The substantial weaknesses of this model should be fairly obvious. It is non-Biblical, and even contradicts the Bible in significant ways. “All the passages from Scripture used to support either of the first two models constitute objections to the third.” (p. 78). It denies the prophets' own experience of inadequacy to know and love God. It substitutes elitism for divine election. It cannot be harmonized with a great many traditional Church teachings. It makes the Church herself a secondary, rather than a primary, reality. It disappoints many expectations of what religion is “supposed to do,” such as define the meaning of stuff, especially in the moral and metaphysical senses.
Is there any redeeming feature of this model? Dulles notes two only: “[T]his model made it possible to accept that critique [i.e., the Kantian denial that noumenal knowledge is possible] without falling into skepticism.” (p. 77). There are other, better responses to Kant; nor is it necessary to accept that critique at all, or at least wholly. But the much harder trick, if one is intending to accept Kant, is not to fall into relativism, which this model, by itself, inevitably does. Second, “this model gave striking support to the life of devotion.” (p. 77) By this he means, “New links began to appear between systematic and ascetical theology. The life of prayer and mystical experience… appeared once again as central themes.” (78). To the extent that “systematic and ascetical” theology have been divided since the 17th c. (much more so in Protestant denominations than in Catholicism), this renewed connection certainly is valuable.
One of the most obvious places I think this model has taken root in the Church is in moral theology, specifically in the formation of conscience. Very few Catholics think about the Bible, the Church, or Jesus Christ in these experiential terms, but all too many think exactly this way about their conscience: that it is immediate, rather than needing formation; that it is interior, rather than shaped by our learning and practice of the Faith; and that it is authoritative of itself, rather than needing the authority of the magisterium for full conviction.
2 comments:
i'll take a swing at this.
If this model is based on one form of revelation being a feeling or intuition of individuals and the one Creator,then shouldnt we find all personal revelation very similar, since it comes from the one source?

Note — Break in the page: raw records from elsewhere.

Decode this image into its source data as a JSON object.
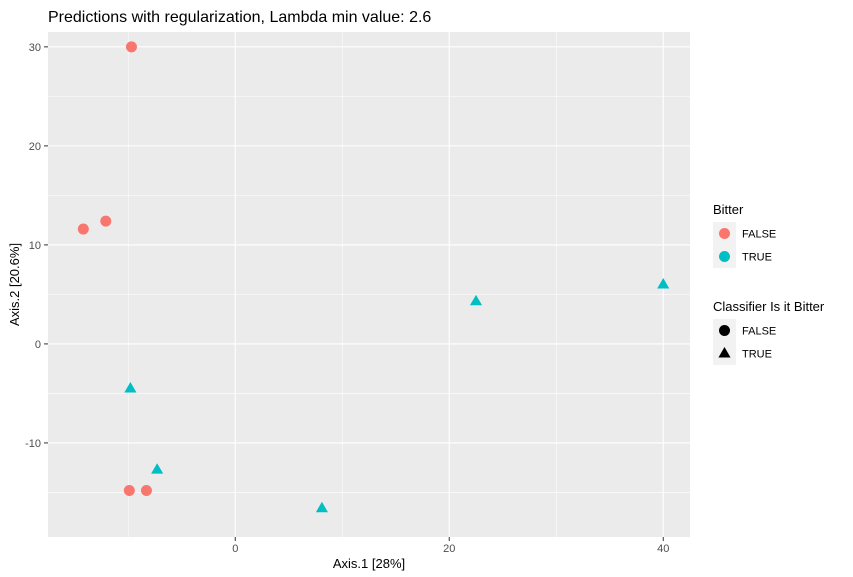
{
  "chart_data": {
    "type": "scatter",
    "title": "Predictions with regularization, Lambda min value:  2.6",
    "xlabel": "Axis.1   [28%]",
    "ylabel": "Axis.2   [20.6%]",
    "xlim": [
      -17.5,
      42.5
    ],
    "ylim": [
      -19.5,
      31.5
    ],
    "x_ticks": [
      0,
      20,
      40
    ],
    "x_tick_labels": [
      "0",
      "20",
      "40"
    ],
    "y_ticks": [
      -10,
      0,
      10,
      20,
      30
    ],
    "y_tick_labels": [
      "-10",
      "0",
      "10",
      "20",
      "30"
    ],
    "grid": true,
    "legend_position": "right",
    "colors": {
      "FALSE": "#F8766D",
      "TRUE": "#00BFC4"
    },
    "points": [
      {
        "x": -9.7,
        "y": 30.0,
        "bitter": "FALSE",
        "classifier": "FALSE"
      },
      {
        "x": -14.2,
        "y": 11.6,
        "bitter": "FALSE",
        "classifier": "FALSE"
      },
      {
        "x": -12.1,
        "y": 12.4,
        "bitter": "FALSE",
        "classifier": "FALSE"
      },
      {
        "x": -9.9,
        "y": -14.8,
        "bitter": "FALSE",
        "classifier": "FALSE"
      },
      {
        "x": -8.3,
        "y": -14.8,
        "bitter": "FALSE",
        "classifier": "FALSE"
      },
      {
        "x": -9.8,
        "y": -4.5,
        "bitter": "TRUE",
        "classifier": "TRUE"
      },
      {
        "x": -7.3,
        "y": -12.7,
        "bitter": "TRUE",
        "classifier": "TRUE"
      },
      {
        "x": 8.1,
        "y": -16.6,
        "bitter": "TRUE",
        "classifier": "TRUE"
      },
      {
        "x": 22.5,
        "y": 4.3,
        "bitter": "TRUE",
        "classifier": "TRUE"
      },
      {
        "x": 40.0,
        "y": 6.0,
        "bitter": "TRUE",
        "classifier": "TRUE"
      }
    ],
    "legends": [
      {
        "title": "Bitter",
        "kind": "color",
        "items": [
          "FALSE",
          "TRUE"
        ]
      },
      {
        "title": "Classifier Is it Bitter",
        "kind": "shape",
        "items": [
          "FALSE",
          "TRUE"
        ]
      }
    ]
  }
}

How does one tell the differance between personel revelation from the Creator verses experiences and secular influence. Maybe this model is the result of secular influence?
Excellent insight, Dennis. Yes, we should indeed find all personal revelation very similar. From this it follows that the (very real) differences are not important. This is, of course, relativism; see "Dominus Iesus" for a firm rebuttal.
It's very hard with this model to tell the difference between authentic revelation and "mere" experience. Some deny any difference exists, and treat all inner experience in the same category of revelation. Others attempt to make some distinction, for example, conformity with Tradition; but keeping Tradition stable is more and more difficult over time, in this model. And justifying why Tradition should exclude "new" revelation/experience is hard, also, so this doesn't gain a lot of traction.